It’s back from the dead – more photos from the Japan archives! Just when you thought I was finally done with my series of incessant ramblings and photo sneezes.
In all seriousness, there are still lots of great places I haven’t blogged yet, even in the shadow of the the amazing areas I saw in the previous posts on Kiso Valley. Up ahead are all the areas from Western Japan that we visited, starting with this short series from Nara.
Less than an hour from Kyoto, Nara was the capital of Japan during a brief period long before the glory days described in Shogun. Most of its remaining cultural icons are within or centered around the main park of modern-day Nara. Within that park are approximately 1200 wild deer that roam freely. The deer are extremely tame, and have evolved over hundreds of years of interactions with Japanese people to where they will even approach you and bow for food. They have existed in the park for so long that they are considered sacred, making it a serious crime to bring harm to one.

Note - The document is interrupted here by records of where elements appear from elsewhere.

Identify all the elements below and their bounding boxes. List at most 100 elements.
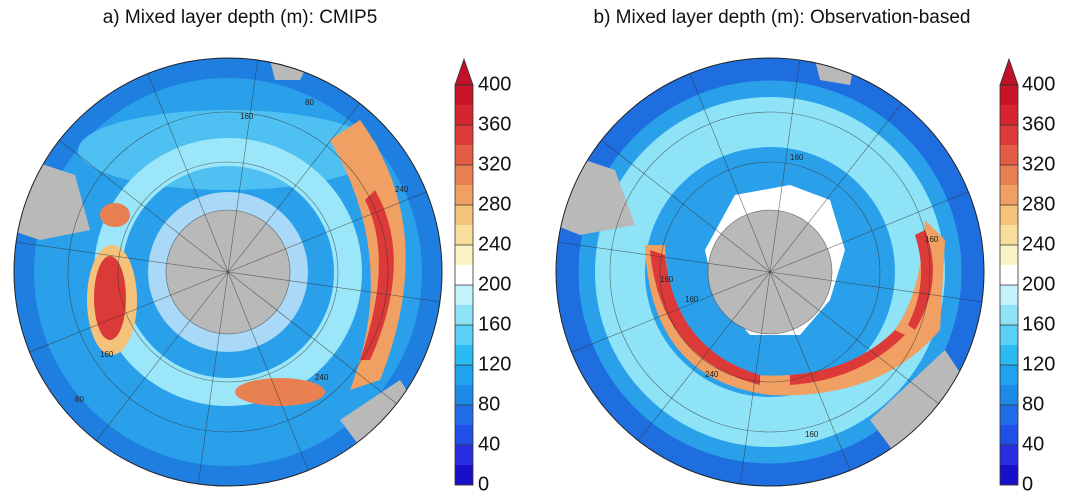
contour-label: 80 [75, 395, 84, 404]
colorbar-bin [1000, 445, 1018, 465]
contour-label: 240 [705, 370, 719, 379]
map-border [13, 57, 443, 487]
map-border [555, 57, 985, 487]
colorbars: 0 40 80 120 160 200 240 280 320 360 400 0 40 80 120 160… [454, 57, 1055, 494]
colorbar-extend [454, 57, 474, 86]
meridian-line [769, 271, 939, 404]
meridian-line [739, 271, 771, 484]
map-a: 160 80 240 160 240 80 [14, 58, 442, 486]
colorbar-bin [1000, 165, 1018, 185]
colorbar-bin [1000, 365, 1018, 385]
meridian-line [769, 191, 969, 273]
colorbar-bin [455, 425, 473, 445]
colorbar-bin [1000, 245, 1018, 265]
meridian-line [227, 103, 360, 273]
latitude-line [707, 209, 833, 335]
graticule [558, 60, 982, 484]
meridian-line [769, 271, 982, 303]
colorbar-bin [1000, 85, 1018, 105]
colorbar-tick-label: 320 [1022, 153, 1055, 175]
latitude-line [659, 161, 881, 383]
latitude-line [67, 111, 389, 433]
meridian-line [59, 140, 229, 273]
colorbar-bin [455, 325, 473, 345]
colorbar-bin [1000, 305, 1018, 325]
colorbar-bin [455, 305, 473, 325]
panel-title: a) Mixed layer depth (m): CMIP5 [103, 7, 378, 28]
colorbar-bin [1000, 145, 1018, 165]
meridian-line [769, 103, 902, 273]
colorbar-bin [1000, 125, 1018, 145]
warm-band [330, 120, 406, 390]
meridian-line [227, 271, 397, 404]
colorbar-tick-label: 160 [478, 313, 511, 335]
meridian-line [197, 271, 229, 484]
colorbar-bin [1000, 185, 1018, 205]
colorbar-tick-label: 400 [478, 73, 511, 95]
colorbar-tick-label: 320 [478, 153, 511, 175]
colorbar-bin [1000, 465, 1018, 485]
contour-label: 160 [685, 295, 699, 304]
colorbar-bin [455, 245, 473, 265]
latitude-line [609, 111, 931, 433]
meridian-line [227, 191, 427, 273]
colorbar-tick-label: 240 [1022, 233, 1055, 255]
colorbar-bin [455, 205, 473, 225]
colorbar-bin [455, 285, 473, 305]
colorbar-bin [455, 345, 473, 365]
meridian-line [638, 271, 771, 441]
colorbar-bin [455, 265, 473, 285]
colorbar-bin [1000, 205, 1018, 225]
meridian-line [601, 140, 771, 273]
colorbar-bin [455, 145, 473, 165]
colorbar-tick-label: 0 [478, 473, 489, 494]
colorbar-bin [455, 225, 473, 245]
colorbar-bin [455, 445, 473, 465]
colorbar-bin [455, 365, 473, 385]
colorbar-tick-label: 200 [478, 273, 511, 295]
colorbar-bin [1000, 405, 1018, 425]
latitude-line [117, 161, 339, 383]
colorbar-bin [1000, 345, 1018, 365]
hot-band [790, 330, 905, 385]
colorbar-tick-label: 240 [478, 233, 511, 255]
contour-label: 240 [315, 373, 329, 382]
meridian-line [689, 73, 771, 273]
contour-label: 80 [305, 98, 314, 107]
colorbar-tick-label: 400 [1022, 73, 1055, 95]
contour-label: 240 [395, 185, 409, 194]
meridian-line [769, 271, 851, 471]
colorbar-bin [1000, 385, 1018, 405]
meridian-line [227, 271, 440, 303]
colorbar-tick-label: 200 [1022, 273, 1055, 295]
colorbar-tick-label: 360 [478, 113, 511, 135]
contour-label: 160 [925, 235, 939, 244]
colorbar-bin [455, 85, 473, 105]
contour-label: 160 [805, 430, 819, 439]
meridian-line [227, 271, 309, 471]
colorbar-bin [455, 465, 473, 485]
colorbar-tick-label: 160 [1022, 313, 1055, 335]
colorbar-bin [1000, 105, 1018, 125]
colorbar-bin [1000, 285, 1018, 305]
hot-band [360, 190, 394, 360]
colorbar-tick-label: 280 [478, 193, 511, 215]
colorbar-bin [455, 185, 473, 205]
colorbar-bin [455, 385, 473, 405]
contour-label: 160 [790, 153, 804, 162]
colorbar-tick-label: 120 [1022, 353, 1055, 375]
colorbar-bin [455, 125, 473, 145]
meridian-line [571, 271, 771, 353]
colorbar-bin [1000, 325, 1018, 345]
graticule [16, 60, 440, 484]
colorbar-tick-label: 0 [1022, 473, 1033, 494]
hot-band [650, 250, 760, 385]
meridian-line [769, 60, 801, 273]
meridian-line [558, 241, 771, 273]
contour-label: 160 [100, 350, 114, 359]
colorbar-tick-label: 360 [1022, 113, 1055, 135]
colorbar-extend [999, 57, 1019, 86]
meridian-line [29, 271, 229, 353]
colorbar-bin [1000, 425, 1018, 445]
panel-title: b) Mixed layer depth (m): Observation-ba… [594, 7, 971, 28]
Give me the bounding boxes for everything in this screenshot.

Jer and I got up early the next morning after getting to Jason’s apartment, and 4 relatively short and well-transitioned train rides later, we were in the heart of Nara. After hoofing it for about a mile through the relatively urban center of Nara, crowds of people easily indicated when we were nearing the park.
As an advance warning… a lot of these are taken with my or Jer’s point ‘n shoot. Why yes, I did bring my real camera that day, and yes, I took a few hundred photos that day, since you asked. For the first time in our history as photographers, my memory card went corrupt that night when I was trying to unload them to my passport drive. I was crushed, but at the same time so thankful that it happened on the first day that Jer was there and taking a lot of the same photos as myself. It never happened again, thankfully. After I got home, I was able to recover about 20% of them, so not all was lost in the end.
It wasn’t long before the first deer started showing themselves, hoping that you were kind enough to spend the 150 yen on a stack of toasted crackers on their behalf.
Can’t decide which wins in terms of the cute factor – the cute little Japanese girl with the flower in her hair, or the young deer cuddled up near the cute little Japanese girl with the flower in her hair.
Public breastfeeding, and not a single person was offended.
First stop was at naturally the biggest draw for Nara, the Todai-ji (lit. “Eastern Great Temple”) temple. The main hall consists of the largest wooden building in the world, housing the largest Buddha in Japan. Sounds like something worth seeing, indeed. This gate, or nandaimon, was no slouch itself. Back in the day, these gates were actually attached to perimeters around the entire complex, and also could have had multiple layers. No wonder calling something a “temple” is a compliment to how sturdily it’s built.
As I saw multiple times and have commented upon – super holy places equals super big and scary guardians. On the right is when the main hall of Todai-ji comes into view. Look, even if I published a full-res version of that photo, it wouldn’t even begin to depict the size of that structure. It’s huge, and it’s all one giant open room when you get inside of it. Big Buddha needs room to stretch his arms in there.
Same deal as what I mentioned before… wow, was that thing huge. The statue itself is 50′ tall, and each of those small statues behind it is probably bigger than a person. See this for a scale comparison. Something very interesting to me is that the hands of each Buddha statue each mean something significant. You wouldn’t think so, but the hand appearing to say “stop” is actually a welcoming gesture.
Afterwards, we headed down some of the numerous paths in the park towards the other end, sticking our heads into a few nooks while looking for the other main attraction, the Kasuga Grand shrine.
After the momiji Japanese maple trees, ginkgo trees were a very close second as far as my favorite fall colors. The maples had the deep reds and oranges and perfect leaf shapes, but there was nothing quite like a solid wall of yellow leaves covering the ground while plenty were still in the trees.
Reproduction of a typical thatched-roof house.
Something I was really looking forward to seeing, and was definitely not disappointed to see – stone lanterns. No two were exactly alike, yet in groups they somehow where the image of uniformity.
Finally reaching the Kasuga Grand shrine, a major Shinto ground. Starting to see some recurrent themes at the shrines… lots of red, lanterns, nature landscapes, and prayer slips.
A literal sea of lanterns. Each one was uniquely donated to the shrine over a long period of time.
The sea of lanterns went clear past the torii that you can see at the end of this walkway. There was the occasional pleasant surprise of a deer or two hanging out between the lanterns, content to sit and people-watch.
On the way back to the station towards the end of the day, we stopped by the third of the three largest areas in Nara park, the Kofuku-ji temple. The grand hall was still under renovations that still have not been completed today, but it was very quiet and still worth the stop. As a bonus, I got to see a massive 5-storied pagoda.
And this gnarly (har!) tree.
Literally across the street from Kofuku-ji, we were instantly transported back to typical urban Japan. The reputation for the sudden start and stop of historic and preserved places within the urban jungles is indeed no exaggeration.
Wouldn’t be a complete post without at least one photo of a sign to make you cock your head, Corgi-style.
Yup. Next door to a place hundreds of years old.